*** In this older source below Red and Blue in the RGBA macro are reversed .. sorry didn't notice
Introduction
Previous article:
Well, this is not the article that was originally intended which was supposed to be on getting the USB hub up and running baremetal with the KeyBoard and Mouse. While I achieved that with the Pi1 (as per my updated screenshot added to my previous article), I got a present for Christmas in the shape of a Pi3 B+ and a Pi camera board.
Finally, having access to such a board, I immediately went to try out my code and it was then that all hell broke loose. Not only did my Pi3 specific code not work but I could not get any baremetal code running on the Pi3 at all and that set the stage for a very frustrating 3 weeks working out why.
I also leave a warning that as with many Pi things, there as some answers I just don't know that are shrouded in undisclosed detail.
This is the result of my running code. We have some visual board details and a few running graphics test (ifs fern, matrix rain, shading) as well as blinking the activity led .... okay, I know not very exciting.
Background
The Pi3 B+ uses a 1.2GHz 64-bit quad-core ARMv8 CPU, however the Arm startup firmware firmly delivers the CPU to you running in 32 Bit mode and the default linux distros it runs are 32 Bit. Once I got everything working, I did find it trivial to transfer the CPU into 64 bit mode and I may take that further at a latter stage and another article. For this article, we will have the CPU running in 32 bit mode as the intention is to have one set of code that will run on any of the Pi versions.
The Pi foundation has supposedly made the firmware do a specific load sequence with the view to theoretically make all Pi version compatible. I say supposedly because as we will discuss, I could not get it to work. There is some missing detail.
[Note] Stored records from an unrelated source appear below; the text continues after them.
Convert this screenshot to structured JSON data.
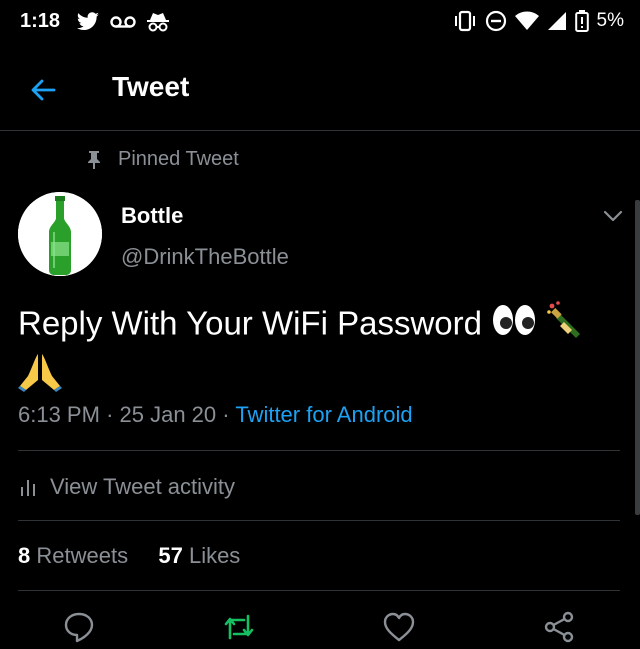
{
  "status_bar": {
    "time": "1:18",
    "battery_percent": "5%",
    "icons": [
      "twitter-bird-icon",
      "voicemail-icon",
      "incognito-icon",
      "vibrate-icon",
      "do-not-disturb-icon",
      "wifi-icon",
      "cell-signal-icon",
      "battery-icon"
    ]
  },
  "header": {
    "title": "Tweet",
    "back_icon": "arrow-left-icon"
  },
  "tweet": {
    "pinned_label": "Pinned Tweet",
    "author_name": "Bottle",
    "author_handle": "@DrinkTheBottle",
    "text": "Reply With Your WiFi Password",
    "emojis": [
      "eyes-emoji",
      "champagne-emoji",
      "folded-hands-emoji"
    ],
    "time": "6:13 PM",
    "date": "25 Jan 20",
    "separator": "·",
    "source": "Twitter for Android",
    "activity_label": "View Tweet activity",
    "retweets_count": "8",
    "retweets_label": "Retweets",
    "likes_count": "57",
    "likes_label": "Likes"
  },
  "actions": [
    "reply-icon",
    "retweet-icon",
    "like-icon",
    "share-icon"
  ],
  "colors": {
    "background": "#000000",
    "accent": "#1da1f2",
    "secondary_text": "#8b9096",
    "retweet_green": "#17bf63",
    "divider": "#2f3336"
  }
}
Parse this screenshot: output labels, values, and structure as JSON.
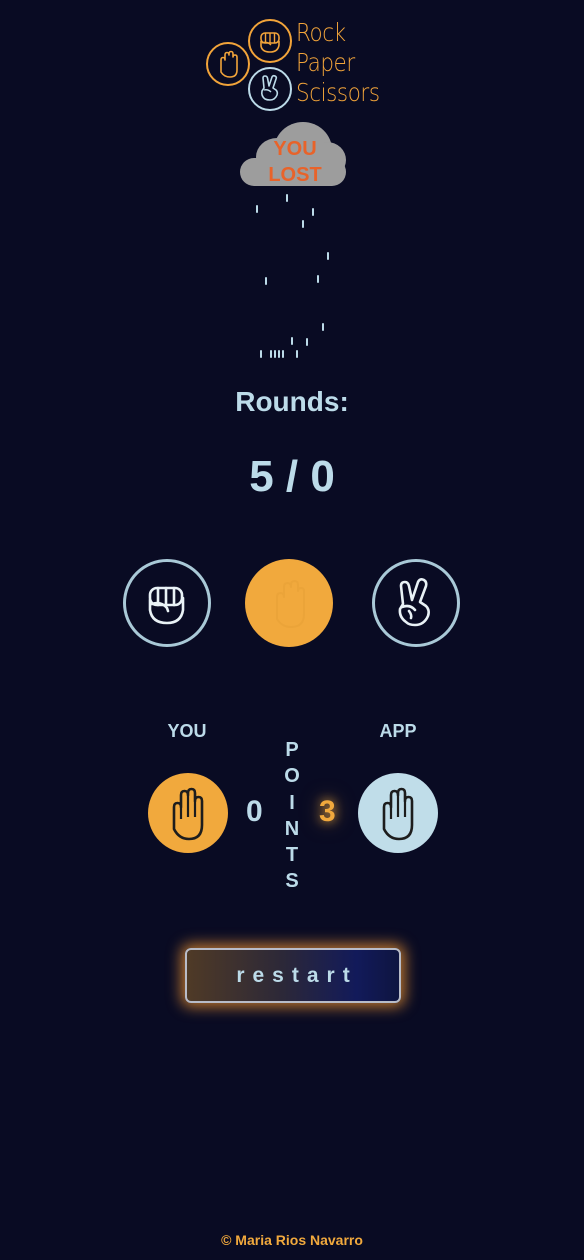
{
  "app": {
    "logo_lines": [
      "Rock",
      "Paper",
      "Scissors"
    ]
  },
  "result": {
    "line1": "YOU",
    "line2": "LOST"
  },
  "rounds": {
    "label": "Rounds:",
    "value": "5 / 0"
  },
  "choices": [
    {
      "name": "rock",
      "icon": "fist-icon"
    },
    {
      "name": "paper",
      "icon": "open-hand-icon"
    },
    {
      "name": "scissors",
      "icon": "peace-hand-icon"
    }
  ],
  "players": {
    "you_label": "YOU",
    "app_label": "APP",
    "you_hand": "open-hand-icon",
    "app_hand": "open-hand-icon"
  },
  "points": {
    "letters": [
      "P",
      "O",
      "I",
      "N",
      "T",
      "S"
    ],
    "you_score": "0",
    "app_score": "3"
  },
  "restart_label": "restart",
  "footer": "© Maria Rios Navarro",
  "colors": {
    "background": "#090b23",
    "accent_orange": "#f1a93d",
    "accent_blue": "#bcdbe9",
    "lost_text": "#e8632a",
    "cloud_gray": "#9d9d9d"
  }
}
So the firmware boot sequence is supposed to do this load sequence, do some memory shuffling and boot from address 0x8000
RPi3 Boot sequence:
- Check for kernel8.img and if found, load it and boot in 64bit mode.
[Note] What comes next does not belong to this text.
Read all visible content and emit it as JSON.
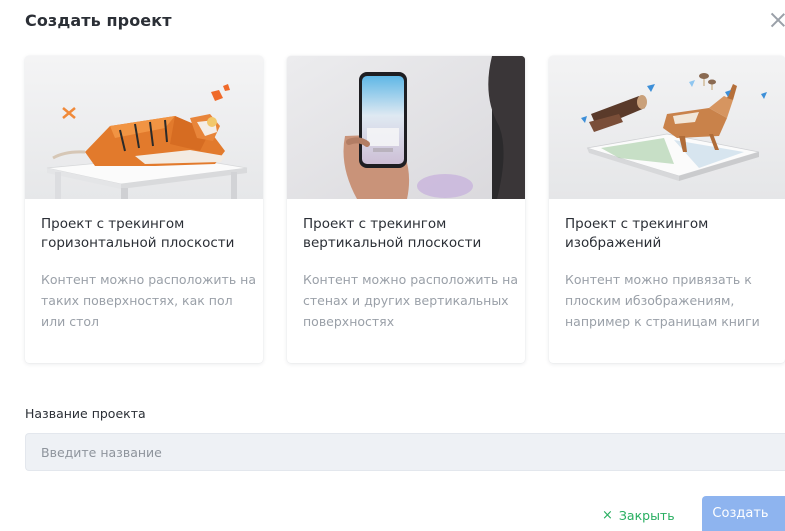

- If not found, check for kernel8-32.img and if found, load it and boot in 32bit mode
- If not found, check for kernel7.img and if found, load it and boot in 32bit mode
- If not found, check for kernel.img and if found, load it and boot in 32bit mode
That sequence is correct and worked but what would not work for me was picking up the processor from 0x8000. I could get no baremetal image reliably booted from that address. I tried almost every bit of baremetal code out on the internet that supposedly ran the Pi3 and all failed. I had actually thought the board was dead but a quick test with raspbian image disk and it burst into life. Even code from sites like David Welch (https://github.com/dwelch67/raspberrypi) would not pick the Pi3 up. Hitting the forums, it is clear I was not alone. There were a number of us who could not get the Pi3 B+ up. Testing quickly showed the processor just didn't ever kick or start from 0x8000 or if it did the firmware had not put my file in memory correctly.
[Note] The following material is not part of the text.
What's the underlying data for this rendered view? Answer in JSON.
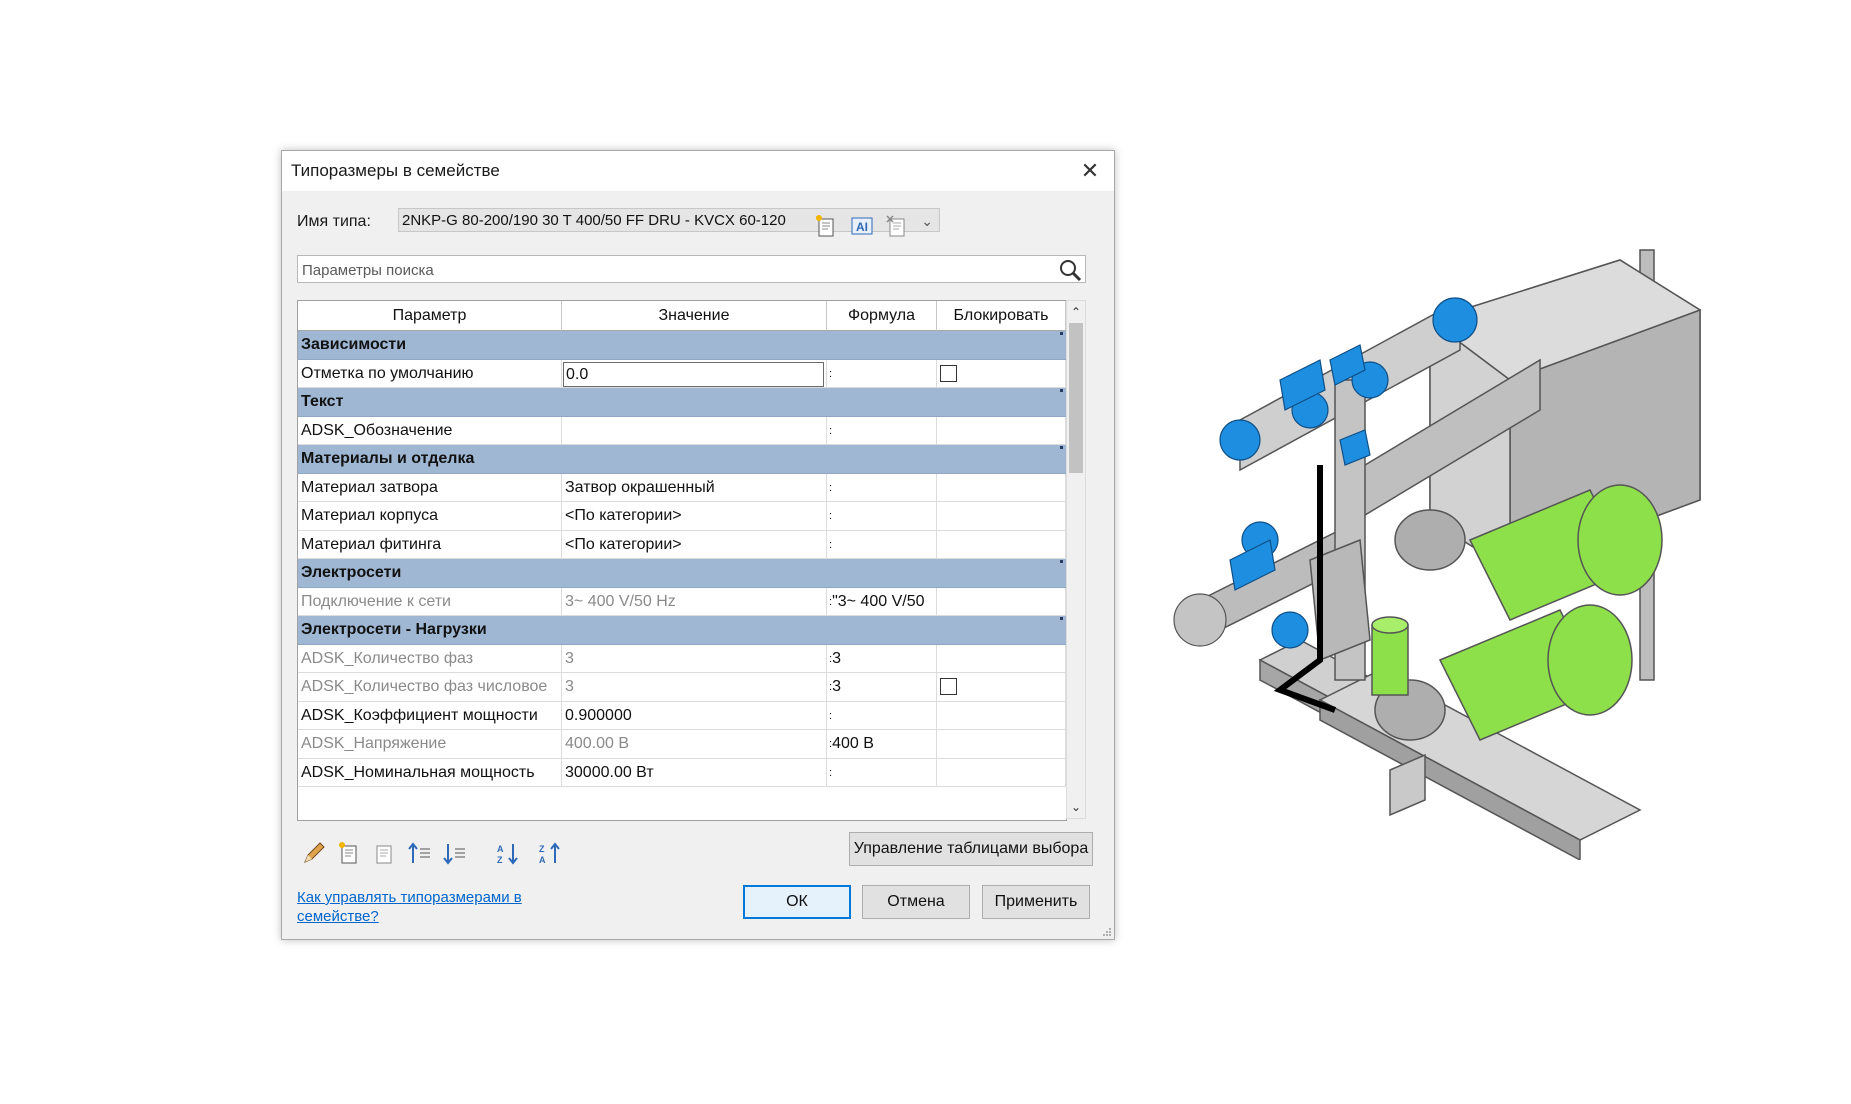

Update: Some in the Pi Community have taken exception to me suggesting that there is a problem or bug with the loader on the Pi3 even going so far as to basically call me a Liar. They insist that XYZ code or repository works on the Pi3 without problem. All can say is the boards I have seem to struggle with most code that starts at 0x8000 and is very flakey at loading. I don't have any reason to spend many more hours to deal with the issue as the loader provides no extra features that I have been able to glean, over just starting the processor at 0x0 using the config.txt file.
After a lot of frustration, I finally found one site that the code from would pick up the Pi3 and infact every sample of his worked. The site (https://github.com/PeterLemon/RaspberryPi) is by Peter Lemon AKA krom. What all of his code did was introduce a config.txt file onto the SD card with these lines:
kernel_old=1
disable_commandline_tags=1
disable_overscan=1
framebuffer_swap=0
The first line is the most important line. It tells the firmware to deliver the processor for startup at the memory address 0x0
. The moment I had my code loading from 0x0, everything burst into life. I honestly don't know if this is a bug with the firmware which may be fixed soon or something permanent. Peter Lemon doesn't detail how or why he knew to do this. All I can say is for now it is required. So your SD card for a Pi3 in baremetal ends up with 4 files on it being bootcode.bin, start.elf, config.txt and kernel8-32.img. The kernel8-32.img could also be kernel7.img. There appears to be no real difference between the two if you look at the boot sequence above. I am using Kernel8-32.img so I know it is a Pi3 file leaving kernel7.img for Pi2 kernel files.
Updated: I have been advised that fixup.dat needs to go on the SD card or the Pi3B will report only 256MB of memory. None of our play samples goes anywhere near that amount of memory so I will leave that up to you if you intend to write larger code.
Updated: The new composite SD image contains 3 kernel files, kernel.img (Pi1), kernel7.img (Pi2) and kernel8-32.img (Pi3). The SD card will now have 6 files, but will work on any Pi board it is placed in.
Using the Code
The arm tools have been updated. They have advanced to 6.2, from the old 5.4 in last articles. When I was having trouble, I updated my tools just in case (https://developer.arm.com/open-source/gnu-toolchain/gnu-rm/downloads).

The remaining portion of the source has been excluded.